E as leis? Se todos respeitassem a lei nem precisaríamos de Polícia. Mas infelizmente a maioria das pessoas não gosta de fazer o que é certo, procuram dar um jeito para tudo. O famoso jeitinho do brasileiro. Nós vivemos em um mundo onde o errado é aceito de tal forma que quando alguém faz alguma coisa certa, as pessoas estranham.

O Marcelo Ribeiro consegue deixar de ser subtenente por algumas horas ou não há uma separação entre o lado pessoal e profissional? Eu, ao contrário de muitos policiais, consigo separar as duas coisas. Não trago problemas de casa para o serviço e nem do serviço para casa. Às vezes, minha esposa me pergunta alguma coisa relacionada à Polícia, porque em determinada hora do dia ela ouviu a sirene da viatura, e eu simplesmente digo que foi coisa rotineira e que está tudo tranquilo. Porque, com mais de 25 anos de serviço, se eu levasse os problemas para minha casa acabaria ficando louco e deixando minha família louca também. Sempre digo aos meus policiais que eles precisam lembrar que existe vida fora da Polícia, que eles devem se relacionar com a família, com os amigos e também com a comunidade.

Quando você sai do trabalho e vai para casa, antes de entrar pelo portão e encontrar a sua família, não dá nenhum sentimento negativo, de medo, de uma possível vingança? Eu como policial não tenho inimigos. Faço meu trabalho corretamente e trato todos com respeito. Sei que podem existir pessoas que não gostam de mim, por coisas que eu possa ter feito profissionalmente, mas em particular ninguém tem raiva de mim. Isso eu tenho certeza. Eu coloco minha cabeça no travesseiro e durmo tranquilo, com a certeza de que eu fiz o meu melhor.

Você é um adventista do Sétimo Dia. Como consegue conciliar os princípios da Igreja com a sua profissão? Você já matou alguém? Eu já participei de ocorrência que no final resultou na morte de uma pessoa, mas não que eu tenha a matado. Nesse caso não fiquei com a consciência pesada, pois sabia que essa pessoa que morreu estava tentando tirar a vida de um policial. Qualquer pessoa, independentemente da profissão, pode matar alguém em legítima defesa de si ou de outra pessoa, estado de necessidade, exercício regular do direito ou estrito cumprimento do dever legal. Como policial, me sinto tranquilo se estiver enquadrado em um desses itens. Como as leis da Terra estão ligadas às leis do Céu tenho certeza de que se um dia tiver que fazer, serei perdoado por isso.

Há dois anos você teve câncer. O que mudou em sua vida após a doença? Retirei um câncer do intestino no dia 13 de abril de 2009, no Hospital Adventista em São Paulo.
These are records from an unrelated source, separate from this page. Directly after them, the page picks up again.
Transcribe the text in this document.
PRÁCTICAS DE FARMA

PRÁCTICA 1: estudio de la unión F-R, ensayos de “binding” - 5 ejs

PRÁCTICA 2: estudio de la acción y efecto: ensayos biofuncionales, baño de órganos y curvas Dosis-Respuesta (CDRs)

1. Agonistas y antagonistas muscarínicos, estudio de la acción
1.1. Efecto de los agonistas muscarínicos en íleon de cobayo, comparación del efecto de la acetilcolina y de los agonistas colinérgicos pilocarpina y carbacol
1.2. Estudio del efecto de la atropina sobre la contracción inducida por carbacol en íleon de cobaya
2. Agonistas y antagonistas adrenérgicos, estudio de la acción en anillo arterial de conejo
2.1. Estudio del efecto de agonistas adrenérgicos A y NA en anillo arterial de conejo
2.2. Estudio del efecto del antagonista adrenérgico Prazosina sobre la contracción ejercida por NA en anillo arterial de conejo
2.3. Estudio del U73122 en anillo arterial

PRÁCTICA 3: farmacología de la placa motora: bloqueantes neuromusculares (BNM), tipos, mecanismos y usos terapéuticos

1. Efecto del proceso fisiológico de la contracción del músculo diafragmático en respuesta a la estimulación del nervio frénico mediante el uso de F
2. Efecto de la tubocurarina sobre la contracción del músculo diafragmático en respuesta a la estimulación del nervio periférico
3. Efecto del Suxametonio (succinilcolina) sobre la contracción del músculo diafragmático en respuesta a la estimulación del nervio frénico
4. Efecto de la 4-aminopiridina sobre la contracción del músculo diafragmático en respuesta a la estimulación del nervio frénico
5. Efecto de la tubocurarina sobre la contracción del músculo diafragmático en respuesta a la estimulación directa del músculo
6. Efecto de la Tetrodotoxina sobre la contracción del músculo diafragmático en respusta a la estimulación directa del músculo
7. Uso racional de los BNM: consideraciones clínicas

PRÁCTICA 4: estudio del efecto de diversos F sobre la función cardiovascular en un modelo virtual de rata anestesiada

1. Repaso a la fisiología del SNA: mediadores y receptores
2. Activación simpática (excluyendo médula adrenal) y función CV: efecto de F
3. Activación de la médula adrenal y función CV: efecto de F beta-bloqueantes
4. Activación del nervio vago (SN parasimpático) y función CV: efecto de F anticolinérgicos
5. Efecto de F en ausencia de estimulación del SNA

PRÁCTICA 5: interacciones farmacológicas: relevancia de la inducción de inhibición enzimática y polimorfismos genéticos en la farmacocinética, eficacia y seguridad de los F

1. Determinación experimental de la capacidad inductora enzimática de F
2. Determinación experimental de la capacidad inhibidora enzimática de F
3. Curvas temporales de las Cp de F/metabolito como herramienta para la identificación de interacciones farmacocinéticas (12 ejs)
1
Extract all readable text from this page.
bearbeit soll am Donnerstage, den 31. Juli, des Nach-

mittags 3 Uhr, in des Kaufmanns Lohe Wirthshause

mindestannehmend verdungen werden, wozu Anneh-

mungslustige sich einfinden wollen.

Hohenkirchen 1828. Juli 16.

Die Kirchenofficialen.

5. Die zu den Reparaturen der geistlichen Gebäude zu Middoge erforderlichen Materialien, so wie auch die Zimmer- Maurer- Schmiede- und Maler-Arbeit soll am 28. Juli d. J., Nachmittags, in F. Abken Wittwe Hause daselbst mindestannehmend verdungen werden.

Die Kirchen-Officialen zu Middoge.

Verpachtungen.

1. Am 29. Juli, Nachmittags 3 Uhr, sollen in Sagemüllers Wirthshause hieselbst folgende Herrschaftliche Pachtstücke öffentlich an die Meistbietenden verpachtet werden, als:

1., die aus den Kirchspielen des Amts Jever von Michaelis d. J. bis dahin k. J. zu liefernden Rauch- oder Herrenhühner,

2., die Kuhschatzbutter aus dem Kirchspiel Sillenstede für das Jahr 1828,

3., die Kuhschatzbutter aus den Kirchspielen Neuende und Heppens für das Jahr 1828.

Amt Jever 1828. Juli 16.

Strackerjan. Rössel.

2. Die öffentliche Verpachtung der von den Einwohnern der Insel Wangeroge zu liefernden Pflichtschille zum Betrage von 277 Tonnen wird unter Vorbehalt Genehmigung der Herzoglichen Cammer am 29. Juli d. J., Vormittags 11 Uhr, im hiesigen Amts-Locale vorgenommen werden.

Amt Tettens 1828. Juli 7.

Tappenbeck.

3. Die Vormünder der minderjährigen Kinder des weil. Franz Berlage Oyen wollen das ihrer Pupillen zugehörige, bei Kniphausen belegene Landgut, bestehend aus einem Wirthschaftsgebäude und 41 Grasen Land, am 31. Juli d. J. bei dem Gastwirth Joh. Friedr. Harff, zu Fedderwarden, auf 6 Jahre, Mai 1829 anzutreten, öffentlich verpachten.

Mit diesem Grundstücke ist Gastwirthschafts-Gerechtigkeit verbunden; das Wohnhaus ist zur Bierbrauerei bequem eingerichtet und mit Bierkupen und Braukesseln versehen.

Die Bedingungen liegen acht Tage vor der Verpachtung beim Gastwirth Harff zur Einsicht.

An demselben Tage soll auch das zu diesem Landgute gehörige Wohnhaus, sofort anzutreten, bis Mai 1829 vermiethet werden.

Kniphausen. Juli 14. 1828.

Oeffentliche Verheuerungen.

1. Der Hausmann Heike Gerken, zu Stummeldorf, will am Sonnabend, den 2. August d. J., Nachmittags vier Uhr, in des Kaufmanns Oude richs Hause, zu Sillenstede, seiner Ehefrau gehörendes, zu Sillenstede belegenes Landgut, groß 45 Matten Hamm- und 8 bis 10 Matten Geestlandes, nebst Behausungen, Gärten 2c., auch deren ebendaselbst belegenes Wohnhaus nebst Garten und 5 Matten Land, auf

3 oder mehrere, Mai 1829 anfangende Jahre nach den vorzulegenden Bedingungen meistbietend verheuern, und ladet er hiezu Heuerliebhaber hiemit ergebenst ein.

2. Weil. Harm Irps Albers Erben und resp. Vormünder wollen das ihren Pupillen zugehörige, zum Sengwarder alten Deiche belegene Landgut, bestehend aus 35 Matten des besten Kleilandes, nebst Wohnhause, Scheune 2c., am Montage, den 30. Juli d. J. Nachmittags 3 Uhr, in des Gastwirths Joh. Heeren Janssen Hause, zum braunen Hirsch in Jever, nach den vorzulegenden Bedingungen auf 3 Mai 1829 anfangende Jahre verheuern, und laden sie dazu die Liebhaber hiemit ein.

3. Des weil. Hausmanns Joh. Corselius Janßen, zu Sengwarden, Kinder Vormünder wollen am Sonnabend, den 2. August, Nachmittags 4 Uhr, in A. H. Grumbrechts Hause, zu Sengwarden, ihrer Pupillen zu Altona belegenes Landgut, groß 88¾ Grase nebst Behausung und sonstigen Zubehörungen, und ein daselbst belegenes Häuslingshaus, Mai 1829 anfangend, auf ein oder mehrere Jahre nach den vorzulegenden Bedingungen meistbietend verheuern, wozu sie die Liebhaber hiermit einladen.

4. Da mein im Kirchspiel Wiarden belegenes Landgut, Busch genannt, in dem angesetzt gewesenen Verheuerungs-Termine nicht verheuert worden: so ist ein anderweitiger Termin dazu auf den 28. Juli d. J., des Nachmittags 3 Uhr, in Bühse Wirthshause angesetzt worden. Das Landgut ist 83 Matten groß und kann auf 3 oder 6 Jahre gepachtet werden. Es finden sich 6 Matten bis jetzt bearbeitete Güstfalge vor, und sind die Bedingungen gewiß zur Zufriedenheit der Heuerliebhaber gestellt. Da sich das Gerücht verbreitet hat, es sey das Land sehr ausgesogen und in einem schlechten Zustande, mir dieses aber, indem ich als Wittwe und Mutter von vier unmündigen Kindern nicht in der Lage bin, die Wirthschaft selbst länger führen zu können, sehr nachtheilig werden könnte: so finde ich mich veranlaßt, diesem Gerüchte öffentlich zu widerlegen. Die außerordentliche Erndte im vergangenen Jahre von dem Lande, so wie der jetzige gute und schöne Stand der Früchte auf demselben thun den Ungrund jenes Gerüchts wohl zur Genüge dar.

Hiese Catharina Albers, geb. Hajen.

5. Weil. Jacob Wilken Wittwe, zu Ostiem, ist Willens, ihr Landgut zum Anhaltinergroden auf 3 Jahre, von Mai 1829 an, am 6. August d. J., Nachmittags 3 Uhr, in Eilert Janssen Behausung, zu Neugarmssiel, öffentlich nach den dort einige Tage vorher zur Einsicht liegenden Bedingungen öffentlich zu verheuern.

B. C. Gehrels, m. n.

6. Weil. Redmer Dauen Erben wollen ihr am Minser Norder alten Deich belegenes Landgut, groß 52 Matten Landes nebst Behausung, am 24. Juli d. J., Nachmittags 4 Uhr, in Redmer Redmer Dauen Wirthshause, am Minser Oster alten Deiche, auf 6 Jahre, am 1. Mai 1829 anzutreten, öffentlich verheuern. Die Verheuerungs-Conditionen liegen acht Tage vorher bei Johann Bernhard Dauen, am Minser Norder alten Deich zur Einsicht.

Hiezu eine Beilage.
Fiz 18 sessões de quimioterapia e graças a Deus hoje posso dizer que estou curado. Depois que passei por essa experiência comecei a valorizar as pequenas coisas da vida. Senti vontade de ajudar mais as pessoas, fazer visitas a doentes e levar um pouco de esperança aos necessitados. Após passar perto da morte, me sinto uma pessoa mais humana e preocupada com meu próximo.